Limits on the existing English language courses for adult migrants will be reformed so migrants can access more than 510 hours.
Tudge said Australia’s migrant intake was “down 85% on what was initially anticipated”, but did not update figures estimating just 31,000 migrants would come to Australia in 2020-21.
He praised migration for adding to gross domestic product, both nationally and per capita, citing Treasury estimates that 20% of GDP per capita growth had come from a larger population.
“We’re bringing young skilled migrants, average age 26, they come here and they work – they help the participation rate, they help the productivity rate.
“So we’ll need to get back to being an immigrant country at some stage, but clearly we need to this carefully, we need to do this safely.”
Tudge also added to pressure on state premiers to ease border restrictions.

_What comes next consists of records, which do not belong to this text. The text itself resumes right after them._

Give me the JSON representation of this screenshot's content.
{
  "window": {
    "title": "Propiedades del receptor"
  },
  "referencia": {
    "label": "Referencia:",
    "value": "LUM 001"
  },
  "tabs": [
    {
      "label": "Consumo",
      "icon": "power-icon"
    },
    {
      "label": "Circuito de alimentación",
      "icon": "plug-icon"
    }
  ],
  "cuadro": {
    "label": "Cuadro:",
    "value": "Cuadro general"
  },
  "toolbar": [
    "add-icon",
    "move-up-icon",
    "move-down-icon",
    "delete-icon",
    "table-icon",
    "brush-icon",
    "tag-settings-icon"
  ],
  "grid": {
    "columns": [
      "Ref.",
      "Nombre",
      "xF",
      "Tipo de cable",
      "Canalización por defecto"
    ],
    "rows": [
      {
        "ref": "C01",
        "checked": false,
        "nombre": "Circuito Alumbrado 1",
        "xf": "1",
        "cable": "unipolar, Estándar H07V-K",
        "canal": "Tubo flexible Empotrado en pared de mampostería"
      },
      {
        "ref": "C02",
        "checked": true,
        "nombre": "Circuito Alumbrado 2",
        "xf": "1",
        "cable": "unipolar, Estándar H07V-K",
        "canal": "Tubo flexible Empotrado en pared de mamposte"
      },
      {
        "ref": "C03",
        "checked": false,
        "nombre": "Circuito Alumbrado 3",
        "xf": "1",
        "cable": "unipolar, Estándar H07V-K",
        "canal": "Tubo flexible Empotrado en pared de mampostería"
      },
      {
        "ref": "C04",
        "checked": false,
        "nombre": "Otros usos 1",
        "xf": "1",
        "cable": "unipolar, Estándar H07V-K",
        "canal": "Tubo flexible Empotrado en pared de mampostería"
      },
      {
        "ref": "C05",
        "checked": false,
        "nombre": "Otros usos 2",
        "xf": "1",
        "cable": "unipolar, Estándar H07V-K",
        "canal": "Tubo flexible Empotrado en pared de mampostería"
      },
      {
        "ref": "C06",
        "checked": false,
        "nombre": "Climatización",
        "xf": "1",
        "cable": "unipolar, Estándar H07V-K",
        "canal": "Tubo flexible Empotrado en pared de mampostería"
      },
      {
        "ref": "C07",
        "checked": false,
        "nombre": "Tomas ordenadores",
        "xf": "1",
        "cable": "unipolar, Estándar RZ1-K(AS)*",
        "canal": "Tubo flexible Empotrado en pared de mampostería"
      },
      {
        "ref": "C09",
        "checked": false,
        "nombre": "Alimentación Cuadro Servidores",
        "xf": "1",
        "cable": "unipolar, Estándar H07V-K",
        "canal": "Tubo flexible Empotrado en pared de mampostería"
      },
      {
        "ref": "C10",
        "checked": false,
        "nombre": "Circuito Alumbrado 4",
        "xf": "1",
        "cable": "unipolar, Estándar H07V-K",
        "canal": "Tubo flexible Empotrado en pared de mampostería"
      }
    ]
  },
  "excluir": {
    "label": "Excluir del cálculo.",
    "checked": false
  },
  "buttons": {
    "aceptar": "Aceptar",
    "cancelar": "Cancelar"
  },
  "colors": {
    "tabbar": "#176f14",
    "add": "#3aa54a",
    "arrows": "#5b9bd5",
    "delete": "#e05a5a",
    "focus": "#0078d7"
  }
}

He cited the case of a Ballina woman pregnant with twins forced to fly to Sydney rather than go to Brisbane for emergency treatment. One of the babies died.
Earlier, at the Daily Telegraph bush summit in Cooma, Scott Morrison called on premiers to set aside their differences and come up with workable solutions to allow movement without compromising health.
Morrison invoked federation, claiming Australia “was not built to have internal borders”.
“That was the point of Australia,” he said. “That was plan A – I’m for plan A.”
He clarified that he wasn’t calling for “no restrictions” but that restrictions shouldn’t impinge on people moving from one Covid-free area of the country to another.
Morrison reiterated plans to develop a national cabinet definition of hotspot, warning the commonwealth is prepared to go it alone if agreement is not reached, which would force premiers to defend their own policies in the face of contrary health advice.
Queensland has declared jurisdictions with no community transmission hotspots, and, in the case of the Australian Capital Territory, no active cases.
Western Australia has maintained its border ban despite the federal court finding the risk from the ACT, Northern Territory and South Australia is “low” and “very low” from Tasmania.